Business News of Thursday, 14 March 2013
Source: Graphic Business
GroFin Ghana Limited, a development financier of small businesses in the country, is to invest about GHC10 million to financially distressed small and medium enterprises (SMEs) across the country this year.
This will bring the company’s total fund commitment to SMEs in the country to over GHC30 million after opening its Ghana office three years ago. The General Manager for GroFin Ghana, Mr Samuel Sedegah, who disclosed this in Accra, said the company was expecting its clientele base to rise to 60 by the close of 2014.
“This year, we hope to invest about GHC10million in SMEs across the country. By next year, we want clients who have benefitted from our expertise to hit 60, Mr Sedegah said. GroFin is an SME development financier in Africa that assists entrepreneurs and their businesses with funds and technical expertise to grow and drive socio-economic development.
It was established around 2004 as a special alternative to SMEs in need of funding and currently has a committed capital in excess of US$320 million. The company extended its services to the country in 2010 and within the three years, has been supporting about 36 businesses with about GHC25 million, according to Mr Guido Boysen, the Chief Executive Officer of GroFin Africa.
Mr Boysen, who was on a working visit to the country, added that about nine other businesses will be benefiting from GroFin’s financial and technical support by April this year.
The company supports local businesses in need of funds between US$50,000 to US$1.5 million to expand their operations, according to the country manager of GroFin.
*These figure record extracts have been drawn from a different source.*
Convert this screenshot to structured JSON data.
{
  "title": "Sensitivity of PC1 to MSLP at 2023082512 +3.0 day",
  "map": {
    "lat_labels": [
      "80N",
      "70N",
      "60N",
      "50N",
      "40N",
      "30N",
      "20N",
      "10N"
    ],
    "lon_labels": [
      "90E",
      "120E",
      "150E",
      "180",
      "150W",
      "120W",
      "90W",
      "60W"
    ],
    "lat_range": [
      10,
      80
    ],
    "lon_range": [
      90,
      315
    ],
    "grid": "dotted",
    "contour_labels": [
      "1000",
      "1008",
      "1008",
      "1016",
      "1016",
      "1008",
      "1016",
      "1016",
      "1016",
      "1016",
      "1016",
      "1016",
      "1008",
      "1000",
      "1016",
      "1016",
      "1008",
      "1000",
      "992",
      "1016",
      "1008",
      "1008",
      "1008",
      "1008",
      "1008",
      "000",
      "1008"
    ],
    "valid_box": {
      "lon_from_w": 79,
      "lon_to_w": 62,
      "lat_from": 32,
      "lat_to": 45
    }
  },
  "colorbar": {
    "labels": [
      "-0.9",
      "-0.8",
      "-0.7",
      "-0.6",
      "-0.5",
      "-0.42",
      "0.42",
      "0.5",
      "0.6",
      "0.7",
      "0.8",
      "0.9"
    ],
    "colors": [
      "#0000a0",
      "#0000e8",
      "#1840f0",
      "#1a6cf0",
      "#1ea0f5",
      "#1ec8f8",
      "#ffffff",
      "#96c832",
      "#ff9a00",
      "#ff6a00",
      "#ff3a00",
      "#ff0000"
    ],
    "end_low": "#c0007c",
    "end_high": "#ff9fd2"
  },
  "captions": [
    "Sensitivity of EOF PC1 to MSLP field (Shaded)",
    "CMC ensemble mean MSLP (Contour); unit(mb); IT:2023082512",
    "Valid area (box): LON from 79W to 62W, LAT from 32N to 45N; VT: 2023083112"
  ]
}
He explained that such businesses must employ less than 150 people and have a turnover of about US$20 million.
Mr Sedegah, however, added that “obviously, some are much smaller than that and some grow to be larger while they are with us.” The GroFin Ghana GM, however, warned that although his outfit offered tailor-made financial and technical assistance to its varied clients, it should not be misconstrued to mean “what we offer is free money.”
“The terms of our loans are based on what we think the business needs and that is based on our conversations with the entrepreneur and analysis of the business plan.” “For us, we first look at whether the business is viable and managed and owned by committed entrepreneurs or business people that are local and involved directly in the business themselves,” he explained.
He further encouraged financially distressed businesses; especially those of the SME sector, not to hesitate in contacting the company for financial support to enable them expand and create more jobs.